Tuesday, 15 November 2011
The Troll Hunter
What better film to kick off this blog, than the Troll Hunter! One of the best, and most innovative and unusual films of 2011.
This film is a fantastic Norwegian "Black Comedy", filmed on a hand-held camera in the style of The Blair Witch Project. It follows a gang of student documentary film makers as they track a hunter illegally killing bears in the Norwegian mountains. What they don't expect is that he's really working for the government "managing" the Troll outbreaks in the Norwegian countryside. Shot amongst breathtakingly beautiful landscapes, this film feels 'big'. It captures the essence of Norway, it's nature, history and folklore. Of course when this comes into contact with a cheesy horror movie setup, sparks are going to fly!
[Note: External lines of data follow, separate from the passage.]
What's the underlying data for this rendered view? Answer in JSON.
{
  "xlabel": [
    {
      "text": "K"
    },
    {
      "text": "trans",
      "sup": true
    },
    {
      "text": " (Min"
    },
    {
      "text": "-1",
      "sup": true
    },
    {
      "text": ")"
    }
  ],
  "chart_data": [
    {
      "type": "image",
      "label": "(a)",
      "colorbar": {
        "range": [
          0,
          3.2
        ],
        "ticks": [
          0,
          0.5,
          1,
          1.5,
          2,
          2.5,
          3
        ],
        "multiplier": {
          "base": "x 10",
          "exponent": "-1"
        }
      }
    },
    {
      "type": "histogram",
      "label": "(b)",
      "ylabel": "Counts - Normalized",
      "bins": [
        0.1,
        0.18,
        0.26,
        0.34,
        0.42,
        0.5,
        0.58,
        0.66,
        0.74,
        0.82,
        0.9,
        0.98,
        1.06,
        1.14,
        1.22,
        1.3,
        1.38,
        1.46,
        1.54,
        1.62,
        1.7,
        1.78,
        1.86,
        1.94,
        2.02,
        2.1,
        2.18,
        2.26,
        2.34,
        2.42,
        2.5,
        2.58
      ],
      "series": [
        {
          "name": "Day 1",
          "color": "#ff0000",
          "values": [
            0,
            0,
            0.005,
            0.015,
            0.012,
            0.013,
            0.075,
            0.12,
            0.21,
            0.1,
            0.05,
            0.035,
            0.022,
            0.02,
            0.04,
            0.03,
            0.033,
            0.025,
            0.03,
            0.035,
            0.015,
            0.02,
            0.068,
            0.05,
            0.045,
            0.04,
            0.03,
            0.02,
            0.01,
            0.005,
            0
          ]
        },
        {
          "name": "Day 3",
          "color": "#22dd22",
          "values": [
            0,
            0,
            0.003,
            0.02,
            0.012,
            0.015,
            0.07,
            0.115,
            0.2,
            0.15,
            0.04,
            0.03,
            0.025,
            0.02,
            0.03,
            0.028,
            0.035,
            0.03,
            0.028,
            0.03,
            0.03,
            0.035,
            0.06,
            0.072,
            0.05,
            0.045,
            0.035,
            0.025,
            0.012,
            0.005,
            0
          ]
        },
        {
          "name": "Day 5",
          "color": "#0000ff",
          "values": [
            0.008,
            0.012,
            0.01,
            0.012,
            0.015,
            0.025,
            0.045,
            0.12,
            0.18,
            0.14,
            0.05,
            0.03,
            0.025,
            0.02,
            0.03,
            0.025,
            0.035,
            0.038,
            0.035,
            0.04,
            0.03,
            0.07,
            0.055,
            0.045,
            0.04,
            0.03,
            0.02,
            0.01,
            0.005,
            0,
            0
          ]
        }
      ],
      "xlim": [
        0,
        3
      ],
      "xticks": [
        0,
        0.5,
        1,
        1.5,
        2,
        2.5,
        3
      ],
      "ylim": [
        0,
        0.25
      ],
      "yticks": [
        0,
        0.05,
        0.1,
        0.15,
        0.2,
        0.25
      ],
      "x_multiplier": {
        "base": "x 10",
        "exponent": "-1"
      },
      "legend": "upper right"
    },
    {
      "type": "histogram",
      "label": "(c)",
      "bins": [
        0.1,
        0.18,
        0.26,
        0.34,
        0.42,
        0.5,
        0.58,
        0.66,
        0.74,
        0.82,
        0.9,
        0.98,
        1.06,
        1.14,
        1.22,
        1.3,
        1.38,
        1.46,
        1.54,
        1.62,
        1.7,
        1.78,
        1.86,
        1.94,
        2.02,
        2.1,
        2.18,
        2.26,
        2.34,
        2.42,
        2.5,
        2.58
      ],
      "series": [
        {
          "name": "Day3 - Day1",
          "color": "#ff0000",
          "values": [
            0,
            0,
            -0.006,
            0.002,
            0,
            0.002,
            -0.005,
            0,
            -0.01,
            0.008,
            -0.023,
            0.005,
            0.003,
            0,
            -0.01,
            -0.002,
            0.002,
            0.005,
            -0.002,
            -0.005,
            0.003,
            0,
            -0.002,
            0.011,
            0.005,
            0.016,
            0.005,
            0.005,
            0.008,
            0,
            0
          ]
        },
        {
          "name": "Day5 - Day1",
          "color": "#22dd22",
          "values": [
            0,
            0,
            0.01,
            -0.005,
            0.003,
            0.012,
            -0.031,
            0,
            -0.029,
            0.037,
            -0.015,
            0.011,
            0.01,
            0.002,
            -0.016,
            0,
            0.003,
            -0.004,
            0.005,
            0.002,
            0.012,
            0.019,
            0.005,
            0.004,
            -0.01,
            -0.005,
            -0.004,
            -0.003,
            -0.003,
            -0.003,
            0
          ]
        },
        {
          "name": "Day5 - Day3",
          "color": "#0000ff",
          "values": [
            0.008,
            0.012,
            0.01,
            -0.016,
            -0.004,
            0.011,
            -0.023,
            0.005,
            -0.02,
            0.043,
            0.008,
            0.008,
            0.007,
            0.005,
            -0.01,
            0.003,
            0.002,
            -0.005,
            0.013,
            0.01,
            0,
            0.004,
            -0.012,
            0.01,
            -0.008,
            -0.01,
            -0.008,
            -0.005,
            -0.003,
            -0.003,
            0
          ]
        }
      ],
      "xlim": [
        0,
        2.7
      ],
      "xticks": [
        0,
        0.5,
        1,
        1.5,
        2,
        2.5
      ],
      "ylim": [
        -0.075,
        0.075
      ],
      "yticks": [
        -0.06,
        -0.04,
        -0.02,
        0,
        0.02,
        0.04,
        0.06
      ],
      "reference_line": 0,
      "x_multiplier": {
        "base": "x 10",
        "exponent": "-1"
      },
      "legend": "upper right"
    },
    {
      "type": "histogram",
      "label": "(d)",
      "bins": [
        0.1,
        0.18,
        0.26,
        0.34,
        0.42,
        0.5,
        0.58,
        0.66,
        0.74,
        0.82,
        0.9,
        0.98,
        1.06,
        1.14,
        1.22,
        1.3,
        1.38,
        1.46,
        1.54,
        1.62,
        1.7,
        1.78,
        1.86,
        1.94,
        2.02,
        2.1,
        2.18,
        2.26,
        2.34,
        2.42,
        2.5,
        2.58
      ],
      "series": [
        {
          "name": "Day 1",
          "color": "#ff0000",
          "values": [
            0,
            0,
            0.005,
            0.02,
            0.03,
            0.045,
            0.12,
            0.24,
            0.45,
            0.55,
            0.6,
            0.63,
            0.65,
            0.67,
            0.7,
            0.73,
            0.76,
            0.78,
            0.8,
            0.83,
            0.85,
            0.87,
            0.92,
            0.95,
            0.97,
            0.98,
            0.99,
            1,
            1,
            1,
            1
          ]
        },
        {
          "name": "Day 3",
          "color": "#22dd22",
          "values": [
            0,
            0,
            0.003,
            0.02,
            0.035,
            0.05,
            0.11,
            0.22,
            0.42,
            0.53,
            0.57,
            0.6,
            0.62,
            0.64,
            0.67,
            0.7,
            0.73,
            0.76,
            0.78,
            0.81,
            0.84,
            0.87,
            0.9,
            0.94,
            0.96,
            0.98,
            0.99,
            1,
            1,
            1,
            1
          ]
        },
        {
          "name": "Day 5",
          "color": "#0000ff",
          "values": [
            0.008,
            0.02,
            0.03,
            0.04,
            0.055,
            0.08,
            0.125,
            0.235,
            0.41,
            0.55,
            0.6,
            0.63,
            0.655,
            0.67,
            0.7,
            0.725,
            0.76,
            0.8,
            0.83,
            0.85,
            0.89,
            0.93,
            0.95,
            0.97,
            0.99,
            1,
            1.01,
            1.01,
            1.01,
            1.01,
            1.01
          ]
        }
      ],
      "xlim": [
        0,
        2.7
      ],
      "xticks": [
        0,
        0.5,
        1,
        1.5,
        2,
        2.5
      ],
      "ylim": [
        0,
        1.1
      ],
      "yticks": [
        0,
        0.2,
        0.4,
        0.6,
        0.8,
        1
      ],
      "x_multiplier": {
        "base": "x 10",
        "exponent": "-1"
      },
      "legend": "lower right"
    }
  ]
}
The obvious comparison for this film is "The Blair Witch Project", due to the way it is shot and the location, but rather than remind me of Blair Witch, I thought it had more of a feel of a fairytale Deliverance. It also seemed to have similar themes and issues to Deliverance, such as the clash between the beautiful yet hidden and hostile forces of nature, and the bland vulnerability of modern life, but with a much more absurd and cutting edge to it. The Folklore of Norway literally comes to life like a huge slap in the face, and can no longer be ignored.
The fact that the Trolls themselves, rendered in some of the most effective (at times subtle, at other times magnificent) CGI I have ever seen, feel real and strangely familiar, adds to the overall impact of the film. Most importantly, when the different Trolls are glimpsed, they are nothing like a terrifying inhuman Alien, or the supernatural and unseen "Blair Witch", or event the primitive redneck stereotypes of Deliverence, the Trolls are the magnificent, characterful, primeval god-like creatures of Norwegian folklore complete with all the cliches; they smell the blood of Christian men, turn to stone in sunlight etc. Fairytales and folklore, when you actually read them, are often incredibly dark and ancient tales, teaching lessons about respecing and fearing nature and it's beauty, wonder and danger.
This film is one of the most effective creature films I've ever seen. The Troll Hunter himself is an amazingly brilliant character, living in a world where primeval, archetypal creatures from nature clash against the banal burocracy with which it is often managed. Whilst reminding me of the artwork of John Bauer combined with the movies Jaws, Moby Dick, Deliverance, Monsters and even Let the Right One In, this film remains completely fresh and unique, and must be seen to be believed.m The silliness of the whole thing is a vital element, but one which could easily put someone off; we are used to straight Hollywood monster movies, full of cgi and explosions. Of course, if you are one of the boring bureaucrats this will all go straight over your head...still, cool cgi though!